Salani: Continuing to exploit the immune system is important in cervical cancer. This is a patient population who has not gotten a lot of attention. With the advent of immunotherapy in the setting, we’ve found some avenues of treatment. One thing I’m excited about that I’m working on is this [phase 2 VB-C-02 trial] looking at the human papillomavirus type 16 [HPV-16] target, and it’s a vaccine targeting HPV-16 in combination with immunotherapy in patients who have been previously exposed to immunotherapy.2 This is not an immunotherapy-naive population; it’s one who’s seen it. This is a population [with] high-risk [disease], but for HPV-16 cervical cancers, we can see whether we can capitalize on targeting the HPV-16, complementing it with immunotherapy, and continuing to see whether we can get that benefit from the immune system. It makes sense because cervical cancer is infection related, so using the immune system is a logical target. We just have to find that right combination. Knowing that we have some benefit with immunotherapy [and are] seeing it move to earlier settings [such as] the frontline setting, there may be some potential for it to be moved even with chemoradiation. Understanding the sequencing of these therapies but also understanding that immune therapy may play a role even after a prior checkpoint inhibitor therapy and continuing to explore those avenues is exciting. That’s what I’m most excited about.

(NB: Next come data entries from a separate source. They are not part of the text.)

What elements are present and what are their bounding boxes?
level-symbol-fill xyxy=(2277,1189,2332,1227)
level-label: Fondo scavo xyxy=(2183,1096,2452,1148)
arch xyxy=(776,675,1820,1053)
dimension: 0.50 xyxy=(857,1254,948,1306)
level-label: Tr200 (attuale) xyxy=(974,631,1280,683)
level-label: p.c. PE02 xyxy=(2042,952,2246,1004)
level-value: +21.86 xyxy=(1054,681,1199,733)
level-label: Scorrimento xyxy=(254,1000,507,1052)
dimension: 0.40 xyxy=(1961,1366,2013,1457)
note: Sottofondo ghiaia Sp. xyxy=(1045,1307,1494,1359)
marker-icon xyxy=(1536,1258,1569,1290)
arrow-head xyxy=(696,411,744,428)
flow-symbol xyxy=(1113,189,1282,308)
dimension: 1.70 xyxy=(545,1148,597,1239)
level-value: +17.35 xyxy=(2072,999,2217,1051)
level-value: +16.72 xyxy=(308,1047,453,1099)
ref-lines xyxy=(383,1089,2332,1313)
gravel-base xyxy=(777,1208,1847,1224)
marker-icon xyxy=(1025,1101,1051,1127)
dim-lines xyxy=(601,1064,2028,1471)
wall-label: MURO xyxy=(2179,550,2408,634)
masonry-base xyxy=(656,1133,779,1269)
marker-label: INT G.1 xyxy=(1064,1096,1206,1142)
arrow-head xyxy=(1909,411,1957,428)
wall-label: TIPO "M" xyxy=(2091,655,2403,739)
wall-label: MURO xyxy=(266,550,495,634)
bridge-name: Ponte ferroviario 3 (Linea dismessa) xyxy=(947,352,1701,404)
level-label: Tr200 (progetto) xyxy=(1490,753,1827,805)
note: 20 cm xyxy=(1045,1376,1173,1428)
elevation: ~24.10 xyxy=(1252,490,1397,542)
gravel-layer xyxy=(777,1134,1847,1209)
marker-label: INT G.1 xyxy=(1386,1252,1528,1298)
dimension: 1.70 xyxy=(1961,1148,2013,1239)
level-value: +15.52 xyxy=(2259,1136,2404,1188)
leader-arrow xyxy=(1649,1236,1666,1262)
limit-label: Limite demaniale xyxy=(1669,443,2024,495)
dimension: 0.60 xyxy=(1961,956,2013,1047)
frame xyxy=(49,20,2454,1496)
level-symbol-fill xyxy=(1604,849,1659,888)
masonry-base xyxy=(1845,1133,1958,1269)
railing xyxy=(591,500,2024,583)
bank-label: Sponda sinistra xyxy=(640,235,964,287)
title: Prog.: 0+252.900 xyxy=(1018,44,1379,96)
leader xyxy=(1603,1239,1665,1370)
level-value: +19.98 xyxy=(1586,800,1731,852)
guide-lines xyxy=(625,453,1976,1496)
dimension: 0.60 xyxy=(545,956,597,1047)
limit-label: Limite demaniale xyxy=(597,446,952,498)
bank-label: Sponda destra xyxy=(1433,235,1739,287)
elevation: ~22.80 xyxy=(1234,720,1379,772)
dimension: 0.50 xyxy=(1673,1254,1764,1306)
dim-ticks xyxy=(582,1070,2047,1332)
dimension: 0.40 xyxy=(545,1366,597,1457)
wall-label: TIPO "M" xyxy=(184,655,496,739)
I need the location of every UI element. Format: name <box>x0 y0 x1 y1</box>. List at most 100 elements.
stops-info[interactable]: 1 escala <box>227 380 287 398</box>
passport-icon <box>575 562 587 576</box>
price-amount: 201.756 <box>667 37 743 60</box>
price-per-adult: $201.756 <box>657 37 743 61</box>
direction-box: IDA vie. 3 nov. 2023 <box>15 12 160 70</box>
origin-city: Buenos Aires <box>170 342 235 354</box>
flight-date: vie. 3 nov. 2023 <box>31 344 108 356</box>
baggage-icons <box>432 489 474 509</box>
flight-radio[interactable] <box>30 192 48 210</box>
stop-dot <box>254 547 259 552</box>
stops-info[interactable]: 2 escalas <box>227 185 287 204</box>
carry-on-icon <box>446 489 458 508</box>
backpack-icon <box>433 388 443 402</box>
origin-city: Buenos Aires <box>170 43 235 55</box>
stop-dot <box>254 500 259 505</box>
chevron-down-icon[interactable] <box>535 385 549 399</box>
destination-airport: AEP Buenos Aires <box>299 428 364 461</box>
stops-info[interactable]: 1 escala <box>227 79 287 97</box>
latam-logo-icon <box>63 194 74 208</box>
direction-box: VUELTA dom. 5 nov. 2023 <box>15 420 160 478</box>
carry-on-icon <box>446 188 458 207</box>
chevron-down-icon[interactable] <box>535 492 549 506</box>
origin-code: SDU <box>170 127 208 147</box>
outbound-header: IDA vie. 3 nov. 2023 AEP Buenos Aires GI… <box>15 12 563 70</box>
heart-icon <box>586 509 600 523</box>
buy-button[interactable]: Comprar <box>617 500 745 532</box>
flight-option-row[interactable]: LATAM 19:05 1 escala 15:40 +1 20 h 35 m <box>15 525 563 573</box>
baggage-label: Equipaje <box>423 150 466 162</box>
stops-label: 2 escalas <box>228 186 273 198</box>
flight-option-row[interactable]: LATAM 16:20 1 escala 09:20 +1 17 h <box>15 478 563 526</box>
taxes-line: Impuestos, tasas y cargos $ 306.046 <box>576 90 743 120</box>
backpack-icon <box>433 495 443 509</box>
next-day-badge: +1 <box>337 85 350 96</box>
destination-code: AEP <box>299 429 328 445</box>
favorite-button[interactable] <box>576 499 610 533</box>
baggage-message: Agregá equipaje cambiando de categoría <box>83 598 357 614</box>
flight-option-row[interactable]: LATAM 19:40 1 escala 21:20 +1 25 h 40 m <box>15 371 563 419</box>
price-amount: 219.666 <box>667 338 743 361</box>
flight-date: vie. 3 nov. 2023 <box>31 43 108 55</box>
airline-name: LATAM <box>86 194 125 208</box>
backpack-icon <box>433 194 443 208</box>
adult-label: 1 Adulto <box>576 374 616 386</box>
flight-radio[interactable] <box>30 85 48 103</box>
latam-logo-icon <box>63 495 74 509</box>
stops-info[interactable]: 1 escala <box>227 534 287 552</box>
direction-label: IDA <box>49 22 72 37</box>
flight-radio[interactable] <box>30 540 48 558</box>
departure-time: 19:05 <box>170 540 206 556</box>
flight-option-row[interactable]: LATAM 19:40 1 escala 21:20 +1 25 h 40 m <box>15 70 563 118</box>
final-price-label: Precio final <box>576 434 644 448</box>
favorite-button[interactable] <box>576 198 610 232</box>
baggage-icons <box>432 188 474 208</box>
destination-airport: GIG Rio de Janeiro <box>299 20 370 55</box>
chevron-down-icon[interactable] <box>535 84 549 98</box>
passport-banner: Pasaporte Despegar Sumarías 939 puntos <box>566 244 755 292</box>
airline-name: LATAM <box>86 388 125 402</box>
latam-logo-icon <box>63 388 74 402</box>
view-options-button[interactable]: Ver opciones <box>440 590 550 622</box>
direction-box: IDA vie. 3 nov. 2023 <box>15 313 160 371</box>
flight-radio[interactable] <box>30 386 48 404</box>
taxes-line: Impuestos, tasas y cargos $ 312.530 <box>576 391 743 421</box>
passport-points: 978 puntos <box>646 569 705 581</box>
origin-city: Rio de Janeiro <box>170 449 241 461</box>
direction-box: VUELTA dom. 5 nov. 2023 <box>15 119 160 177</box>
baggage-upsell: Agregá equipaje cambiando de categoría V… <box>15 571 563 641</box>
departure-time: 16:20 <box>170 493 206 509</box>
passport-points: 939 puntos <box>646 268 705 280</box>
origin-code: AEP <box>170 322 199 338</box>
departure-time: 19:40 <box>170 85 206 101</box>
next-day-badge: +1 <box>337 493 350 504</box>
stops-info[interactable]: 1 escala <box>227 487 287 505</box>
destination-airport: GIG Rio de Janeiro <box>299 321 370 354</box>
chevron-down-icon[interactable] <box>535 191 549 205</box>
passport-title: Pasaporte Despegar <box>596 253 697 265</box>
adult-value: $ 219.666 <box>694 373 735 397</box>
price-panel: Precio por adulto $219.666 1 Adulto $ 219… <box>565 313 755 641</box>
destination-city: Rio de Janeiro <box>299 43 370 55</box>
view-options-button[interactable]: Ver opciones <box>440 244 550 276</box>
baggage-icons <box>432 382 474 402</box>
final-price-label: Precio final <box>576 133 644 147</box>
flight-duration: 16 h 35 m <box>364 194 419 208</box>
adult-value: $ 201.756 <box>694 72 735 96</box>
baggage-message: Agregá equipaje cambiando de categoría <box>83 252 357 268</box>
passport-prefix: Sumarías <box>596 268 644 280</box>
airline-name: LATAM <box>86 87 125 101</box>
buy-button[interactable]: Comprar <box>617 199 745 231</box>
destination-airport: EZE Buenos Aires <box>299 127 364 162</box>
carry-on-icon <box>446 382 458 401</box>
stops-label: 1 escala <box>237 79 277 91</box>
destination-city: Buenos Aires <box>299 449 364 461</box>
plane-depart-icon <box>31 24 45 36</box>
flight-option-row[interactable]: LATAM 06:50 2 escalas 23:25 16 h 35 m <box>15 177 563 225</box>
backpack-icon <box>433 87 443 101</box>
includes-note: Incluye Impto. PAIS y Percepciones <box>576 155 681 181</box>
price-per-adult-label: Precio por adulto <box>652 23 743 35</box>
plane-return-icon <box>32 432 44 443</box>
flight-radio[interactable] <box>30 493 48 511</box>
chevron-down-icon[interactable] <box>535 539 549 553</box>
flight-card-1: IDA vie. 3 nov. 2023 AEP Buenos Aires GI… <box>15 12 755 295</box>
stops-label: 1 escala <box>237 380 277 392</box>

Salani: Cervical cancer is an area that’s being studied aggressively right now. We have approval with tisotumab vedotin-tftv [Tivdak], which [had an] accelerated approval.3 We just saw the confirmatory phase 3 data that were positive. That will hopefully be another avenue of treatment for our patients. Looking at other targets, there were some compelling data. Although it’s not the most common biomarker, HER2 positivity may be another avenue for patients with cervical cancer, particularly adenocarcinoma. Then there’s some interest in looking at TROP2 inhibitors and cervical cancer. We cannot rest on the gains we have had. They’re modest, and we can do better. This is an exciting area of study. Encouraging patients to go on trials, making sure patients get access to these trials, and giving these patients access to the best therapies are going to be critical areas of study.